Под ним, на равнине, его войска пошли в наступление, загородившись традиционной для римлян стеною щитов, с конницей Крока, разбитой поровну на оба фланга.
— Небось их командиры сейчас говорят: нам, мол, драться только с необученными германцами, — предположил Даций. — Смотри в оба, Крисп: здесь сегодня ты узнаешь больше, чем за год учебы в Автуне.
Константин бегло взглянул на сына — он уж почти догнал его ростом, — и волна гордости прокатилась в его душе. Почаще бы нужно видеться с Криспом, напомнил он себе; заботы, связанные с правлением и попыткой предсказать действия Максенция, занимали его в последнее время слишком много, чтобы он мог позволить себе более, чем краткую поездку в Автун, где Эвмений сообщил ему, что у этого парня живой и любознательный ум.
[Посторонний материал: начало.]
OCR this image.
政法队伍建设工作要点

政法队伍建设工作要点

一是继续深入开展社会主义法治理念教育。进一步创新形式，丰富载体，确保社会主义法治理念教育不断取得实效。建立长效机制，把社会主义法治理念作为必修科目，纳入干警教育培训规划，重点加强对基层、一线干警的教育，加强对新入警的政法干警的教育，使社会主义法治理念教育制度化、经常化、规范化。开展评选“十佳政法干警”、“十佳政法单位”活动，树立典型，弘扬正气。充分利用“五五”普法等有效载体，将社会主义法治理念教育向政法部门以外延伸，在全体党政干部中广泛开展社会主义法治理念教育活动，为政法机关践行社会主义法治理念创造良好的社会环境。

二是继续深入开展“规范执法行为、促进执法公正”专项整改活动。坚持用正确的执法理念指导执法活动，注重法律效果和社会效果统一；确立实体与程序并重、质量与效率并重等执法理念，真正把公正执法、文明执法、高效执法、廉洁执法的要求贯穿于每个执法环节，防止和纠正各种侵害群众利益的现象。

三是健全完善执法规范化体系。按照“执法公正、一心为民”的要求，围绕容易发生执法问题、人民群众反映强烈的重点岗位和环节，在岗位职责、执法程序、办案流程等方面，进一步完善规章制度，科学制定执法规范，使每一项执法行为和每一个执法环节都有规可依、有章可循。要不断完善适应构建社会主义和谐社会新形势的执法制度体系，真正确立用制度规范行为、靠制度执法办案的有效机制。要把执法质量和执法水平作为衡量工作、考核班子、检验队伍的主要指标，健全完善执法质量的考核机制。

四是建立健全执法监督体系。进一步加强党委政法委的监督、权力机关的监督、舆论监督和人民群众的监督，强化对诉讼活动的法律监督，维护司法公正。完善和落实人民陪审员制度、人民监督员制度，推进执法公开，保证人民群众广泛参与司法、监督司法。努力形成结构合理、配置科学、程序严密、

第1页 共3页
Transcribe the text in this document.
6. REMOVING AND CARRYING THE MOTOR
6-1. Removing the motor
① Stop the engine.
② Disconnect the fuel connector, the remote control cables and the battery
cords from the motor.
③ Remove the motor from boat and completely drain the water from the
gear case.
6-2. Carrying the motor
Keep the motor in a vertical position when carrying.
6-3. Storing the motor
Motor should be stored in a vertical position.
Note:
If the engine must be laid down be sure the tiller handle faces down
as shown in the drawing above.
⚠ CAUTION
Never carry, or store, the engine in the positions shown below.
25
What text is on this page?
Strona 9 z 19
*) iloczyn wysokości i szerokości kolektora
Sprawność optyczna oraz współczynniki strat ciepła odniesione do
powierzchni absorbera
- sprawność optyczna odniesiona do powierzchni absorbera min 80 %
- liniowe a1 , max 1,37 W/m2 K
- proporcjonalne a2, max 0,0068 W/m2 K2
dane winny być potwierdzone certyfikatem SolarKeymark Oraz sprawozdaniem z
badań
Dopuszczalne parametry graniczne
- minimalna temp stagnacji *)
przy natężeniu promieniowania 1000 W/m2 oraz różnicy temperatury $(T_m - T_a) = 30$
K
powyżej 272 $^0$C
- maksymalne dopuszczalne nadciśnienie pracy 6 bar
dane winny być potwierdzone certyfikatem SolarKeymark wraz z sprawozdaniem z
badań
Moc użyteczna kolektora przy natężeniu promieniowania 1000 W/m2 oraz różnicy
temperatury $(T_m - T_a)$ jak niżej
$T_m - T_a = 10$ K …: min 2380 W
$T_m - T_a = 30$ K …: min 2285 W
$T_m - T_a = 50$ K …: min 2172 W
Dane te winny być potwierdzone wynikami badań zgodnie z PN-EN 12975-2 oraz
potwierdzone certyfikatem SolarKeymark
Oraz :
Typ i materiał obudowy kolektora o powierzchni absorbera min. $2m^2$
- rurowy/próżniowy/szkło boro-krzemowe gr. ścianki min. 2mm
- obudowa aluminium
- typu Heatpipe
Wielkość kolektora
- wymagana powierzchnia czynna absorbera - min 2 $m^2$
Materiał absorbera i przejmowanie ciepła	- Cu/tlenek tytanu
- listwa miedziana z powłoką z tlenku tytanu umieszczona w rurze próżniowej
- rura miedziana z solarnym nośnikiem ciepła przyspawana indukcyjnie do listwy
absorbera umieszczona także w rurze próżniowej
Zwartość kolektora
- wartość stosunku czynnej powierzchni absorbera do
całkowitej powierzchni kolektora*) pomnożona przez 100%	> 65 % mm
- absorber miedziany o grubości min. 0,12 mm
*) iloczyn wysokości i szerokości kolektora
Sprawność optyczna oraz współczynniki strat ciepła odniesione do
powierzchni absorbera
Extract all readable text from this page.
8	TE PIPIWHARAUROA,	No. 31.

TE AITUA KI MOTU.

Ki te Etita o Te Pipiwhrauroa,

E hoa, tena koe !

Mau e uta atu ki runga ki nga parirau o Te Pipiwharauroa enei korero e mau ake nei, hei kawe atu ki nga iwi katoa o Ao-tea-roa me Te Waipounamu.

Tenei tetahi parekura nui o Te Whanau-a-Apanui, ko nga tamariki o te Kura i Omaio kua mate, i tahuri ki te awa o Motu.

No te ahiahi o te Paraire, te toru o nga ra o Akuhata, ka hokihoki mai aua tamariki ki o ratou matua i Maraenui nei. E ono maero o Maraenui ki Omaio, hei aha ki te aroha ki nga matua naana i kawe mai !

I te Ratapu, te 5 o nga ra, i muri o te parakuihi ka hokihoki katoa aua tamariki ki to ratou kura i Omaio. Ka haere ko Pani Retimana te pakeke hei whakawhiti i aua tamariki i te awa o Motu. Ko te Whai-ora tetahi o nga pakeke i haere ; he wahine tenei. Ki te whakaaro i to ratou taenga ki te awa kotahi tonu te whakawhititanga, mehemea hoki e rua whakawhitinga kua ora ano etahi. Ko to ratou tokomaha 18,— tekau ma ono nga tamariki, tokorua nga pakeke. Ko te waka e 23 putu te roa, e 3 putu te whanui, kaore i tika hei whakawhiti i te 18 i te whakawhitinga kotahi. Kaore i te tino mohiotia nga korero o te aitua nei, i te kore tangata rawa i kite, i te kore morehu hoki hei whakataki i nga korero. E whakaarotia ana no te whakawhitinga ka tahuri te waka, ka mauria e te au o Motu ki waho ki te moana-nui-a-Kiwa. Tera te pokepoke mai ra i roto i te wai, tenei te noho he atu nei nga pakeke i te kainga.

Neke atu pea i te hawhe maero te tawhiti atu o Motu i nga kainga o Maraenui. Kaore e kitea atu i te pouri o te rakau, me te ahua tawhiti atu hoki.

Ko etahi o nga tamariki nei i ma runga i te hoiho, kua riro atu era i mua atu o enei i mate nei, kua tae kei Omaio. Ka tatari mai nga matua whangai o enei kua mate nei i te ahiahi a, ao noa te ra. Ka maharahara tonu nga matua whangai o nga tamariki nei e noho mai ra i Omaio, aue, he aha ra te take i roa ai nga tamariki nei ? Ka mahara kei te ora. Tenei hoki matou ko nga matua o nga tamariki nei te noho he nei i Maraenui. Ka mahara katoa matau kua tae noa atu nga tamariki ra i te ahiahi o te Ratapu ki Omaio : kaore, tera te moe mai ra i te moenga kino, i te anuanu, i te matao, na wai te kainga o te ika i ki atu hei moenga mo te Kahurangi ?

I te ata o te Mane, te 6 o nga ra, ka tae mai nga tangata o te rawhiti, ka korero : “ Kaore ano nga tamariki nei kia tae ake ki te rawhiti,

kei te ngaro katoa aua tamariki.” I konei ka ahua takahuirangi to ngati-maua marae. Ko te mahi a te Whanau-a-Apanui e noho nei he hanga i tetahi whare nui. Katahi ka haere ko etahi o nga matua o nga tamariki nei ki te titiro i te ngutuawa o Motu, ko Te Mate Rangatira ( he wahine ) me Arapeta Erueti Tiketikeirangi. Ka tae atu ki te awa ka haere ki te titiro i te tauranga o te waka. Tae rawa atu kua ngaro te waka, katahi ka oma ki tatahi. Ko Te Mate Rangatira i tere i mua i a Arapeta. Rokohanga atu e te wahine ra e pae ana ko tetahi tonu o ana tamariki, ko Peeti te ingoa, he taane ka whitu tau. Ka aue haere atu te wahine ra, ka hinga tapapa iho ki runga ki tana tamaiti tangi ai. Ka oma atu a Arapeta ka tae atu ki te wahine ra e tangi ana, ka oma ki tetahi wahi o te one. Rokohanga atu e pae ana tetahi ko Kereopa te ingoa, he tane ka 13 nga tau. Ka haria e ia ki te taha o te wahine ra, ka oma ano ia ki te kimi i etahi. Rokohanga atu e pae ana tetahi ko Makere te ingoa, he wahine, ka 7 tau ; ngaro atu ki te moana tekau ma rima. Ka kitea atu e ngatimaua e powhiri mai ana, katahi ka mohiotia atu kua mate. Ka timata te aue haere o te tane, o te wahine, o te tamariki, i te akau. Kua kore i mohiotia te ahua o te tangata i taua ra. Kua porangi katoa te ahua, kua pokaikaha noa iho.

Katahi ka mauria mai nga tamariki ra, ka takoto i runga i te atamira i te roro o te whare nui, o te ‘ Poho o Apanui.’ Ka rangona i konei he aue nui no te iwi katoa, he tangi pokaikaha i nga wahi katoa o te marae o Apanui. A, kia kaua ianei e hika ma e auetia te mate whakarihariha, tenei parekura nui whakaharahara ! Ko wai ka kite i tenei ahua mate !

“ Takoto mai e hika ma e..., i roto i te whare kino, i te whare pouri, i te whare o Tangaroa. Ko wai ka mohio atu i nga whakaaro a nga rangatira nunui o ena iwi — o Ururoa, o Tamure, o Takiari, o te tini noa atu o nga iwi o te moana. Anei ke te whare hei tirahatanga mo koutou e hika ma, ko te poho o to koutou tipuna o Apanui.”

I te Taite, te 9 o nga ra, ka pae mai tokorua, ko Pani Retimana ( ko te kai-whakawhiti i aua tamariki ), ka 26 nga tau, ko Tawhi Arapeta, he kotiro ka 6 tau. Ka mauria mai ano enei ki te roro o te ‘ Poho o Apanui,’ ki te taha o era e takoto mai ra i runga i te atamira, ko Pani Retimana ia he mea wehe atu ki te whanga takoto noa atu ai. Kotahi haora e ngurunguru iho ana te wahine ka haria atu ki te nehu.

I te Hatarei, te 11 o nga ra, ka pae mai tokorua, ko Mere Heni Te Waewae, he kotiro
— Противник двинулся, август, — предупредил Крок.
— Когда будешь готов, отдавай приказ. — Взглянув на Криспа, Константин увидел, что парень просто кипит от возбуждения, и, хотя первым его побуждением было желание отца уберечь своего сына, он понимал, что для него будет значить вкус настоящей схватки.
— И Криспа возьми с собой! — крикнул он Кроку, когда галльский командир садился на свою лошадь.
— Вперед, юный Константин! — прокричал Крок. — Это будет как в старые времена, когда мы с твоим отцом вместе гоняли верхом.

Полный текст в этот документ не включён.